Rest on your hands and knees with your head in line with your back. Pull in your stomach, rounding your back slightly. Hold for several seconds, and then relax your stomach and back — keeping your back as flat as possible. Don't let your back sag. Gradually work up to 10 repetitions.
Backward stretch
To stretch your back, pelvis and thighs, try the backward stretch. Start on your hands and knees, keeping your arms straight and your hands directly beneath your shoulders. Curl backward toward your heels as far as is comfortable for your knees. Tuck your head toward your knees and keep your arms extended. Hold for several seconds, and then return to the starting position. Gradually work up to 10 repetitions.

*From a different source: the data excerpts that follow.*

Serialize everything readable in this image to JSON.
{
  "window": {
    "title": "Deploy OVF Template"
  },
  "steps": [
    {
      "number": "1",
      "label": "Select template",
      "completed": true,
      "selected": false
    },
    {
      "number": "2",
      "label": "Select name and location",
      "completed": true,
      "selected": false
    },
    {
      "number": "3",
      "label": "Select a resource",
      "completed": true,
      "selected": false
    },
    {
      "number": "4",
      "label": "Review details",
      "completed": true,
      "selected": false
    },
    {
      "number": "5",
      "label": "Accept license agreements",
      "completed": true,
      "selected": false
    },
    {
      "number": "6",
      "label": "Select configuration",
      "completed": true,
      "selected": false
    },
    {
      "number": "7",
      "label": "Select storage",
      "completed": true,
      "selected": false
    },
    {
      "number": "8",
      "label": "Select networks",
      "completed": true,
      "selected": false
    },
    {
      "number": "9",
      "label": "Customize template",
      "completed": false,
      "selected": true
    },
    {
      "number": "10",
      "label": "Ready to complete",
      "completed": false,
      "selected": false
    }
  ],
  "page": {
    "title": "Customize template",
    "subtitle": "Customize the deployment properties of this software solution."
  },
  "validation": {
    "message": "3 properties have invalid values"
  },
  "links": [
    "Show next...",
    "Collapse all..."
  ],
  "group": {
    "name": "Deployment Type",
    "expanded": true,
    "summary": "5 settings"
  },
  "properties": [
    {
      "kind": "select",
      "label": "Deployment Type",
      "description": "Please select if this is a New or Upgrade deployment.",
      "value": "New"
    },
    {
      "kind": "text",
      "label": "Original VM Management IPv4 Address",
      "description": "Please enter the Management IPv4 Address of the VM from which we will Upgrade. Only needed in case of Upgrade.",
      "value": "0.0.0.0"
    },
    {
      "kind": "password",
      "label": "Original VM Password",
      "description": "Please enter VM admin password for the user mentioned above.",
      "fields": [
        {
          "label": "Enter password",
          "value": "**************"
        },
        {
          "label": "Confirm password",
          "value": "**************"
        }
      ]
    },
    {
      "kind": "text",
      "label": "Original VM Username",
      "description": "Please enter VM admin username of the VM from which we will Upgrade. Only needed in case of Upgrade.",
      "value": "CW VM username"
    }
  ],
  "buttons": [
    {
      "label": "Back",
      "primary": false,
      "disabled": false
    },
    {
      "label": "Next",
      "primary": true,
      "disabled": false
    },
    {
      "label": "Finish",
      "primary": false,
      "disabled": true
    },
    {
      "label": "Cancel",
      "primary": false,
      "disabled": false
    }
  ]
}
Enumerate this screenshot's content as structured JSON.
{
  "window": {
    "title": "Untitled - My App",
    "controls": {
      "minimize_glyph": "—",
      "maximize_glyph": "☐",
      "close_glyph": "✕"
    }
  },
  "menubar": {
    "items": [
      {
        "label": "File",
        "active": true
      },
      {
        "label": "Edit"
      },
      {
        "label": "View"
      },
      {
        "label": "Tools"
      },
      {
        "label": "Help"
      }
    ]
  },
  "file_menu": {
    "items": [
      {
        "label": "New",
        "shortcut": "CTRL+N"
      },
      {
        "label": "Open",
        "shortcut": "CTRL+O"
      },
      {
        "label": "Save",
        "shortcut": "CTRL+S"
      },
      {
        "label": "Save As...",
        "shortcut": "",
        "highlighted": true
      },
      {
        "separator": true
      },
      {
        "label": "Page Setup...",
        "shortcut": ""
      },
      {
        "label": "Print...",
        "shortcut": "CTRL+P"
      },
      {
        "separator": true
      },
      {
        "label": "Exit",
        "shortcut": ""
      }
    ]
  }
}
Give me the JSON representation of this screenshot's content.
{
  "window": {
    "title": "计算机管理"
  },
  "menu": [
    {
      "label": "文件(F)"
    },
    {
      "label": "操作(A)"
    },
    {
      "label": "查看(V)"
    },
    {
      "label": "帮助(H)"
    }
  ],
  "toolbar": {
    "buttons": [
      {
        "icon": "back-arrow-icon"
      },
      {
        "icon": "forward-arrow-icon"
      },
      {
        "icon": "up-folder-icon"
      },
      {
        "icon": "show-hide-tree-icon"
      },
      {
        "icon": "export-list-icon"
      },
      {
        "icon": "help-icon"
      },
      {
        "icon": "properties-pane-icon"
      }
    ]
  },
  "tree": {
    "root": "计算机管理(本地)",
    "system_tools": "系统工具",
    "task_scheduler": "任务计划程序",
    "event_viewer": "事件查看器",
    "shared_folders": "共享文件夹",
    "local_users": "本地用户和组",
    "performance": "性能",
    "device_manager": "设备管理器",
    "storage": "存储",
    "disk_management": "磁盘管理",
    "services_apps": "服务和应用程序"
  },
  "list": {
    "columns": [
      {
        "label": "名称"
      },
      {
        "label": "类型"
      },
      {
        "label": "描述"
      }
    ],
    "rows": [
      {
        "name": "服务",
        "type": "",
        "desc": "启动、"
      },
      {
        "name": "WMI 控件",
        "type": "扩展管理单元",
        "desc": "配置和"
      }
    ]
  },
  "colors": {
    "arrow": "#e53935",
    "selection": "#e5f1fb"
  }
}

Backward stretch with fitness ball
You can also do the backward stretch with a fitness ball. Start on your knees with your arms straight and hands on a fitness ball, as shown. Curl backward slowly in the direction of your heels as far as is comfortable for your knees. Hold for several seconds, and then return to the starting position. Gradually work up to 10 repetitions.
Standing pelvic tilt
Next try the standing pelvic tilt, which is another way to stretch the muscles in your lower back. Stand up straight with your back against a wall, your feet about shoulder-width apart. Then push the small of your back against the wall. Hold for several seconds, and then return to the starting position. Gradually work up to 10 repetitions.
Pelvic tilt with fitness ball
You can also do the pelvic tilt with a fitness ball. Sit on the floor, with your back leaning against a fitness ball, your feet flat on the floor and your arms at your hips. Then, push the small of your back upward. Hold for several seconds, and then return to the starting position. Gradually work up to 10 repetitions.
Consider having someone stand nearby to prevent you from losing your balance.
Torso rotation
To stretch the muscles in your back and upper torso, try the torso rotation. Sit on the floor with your legs crossed. Hold your right foot with your left hand. Then move your left hand behind you, slowly open your upper body to the right. Hold for several seconds, and then return to the starting position. Switch hands and repeat on the other side. Gradually work up to 10 repetitions on both sides.
If you're uncomfortable sitting on the floor, sit on a mat or towel.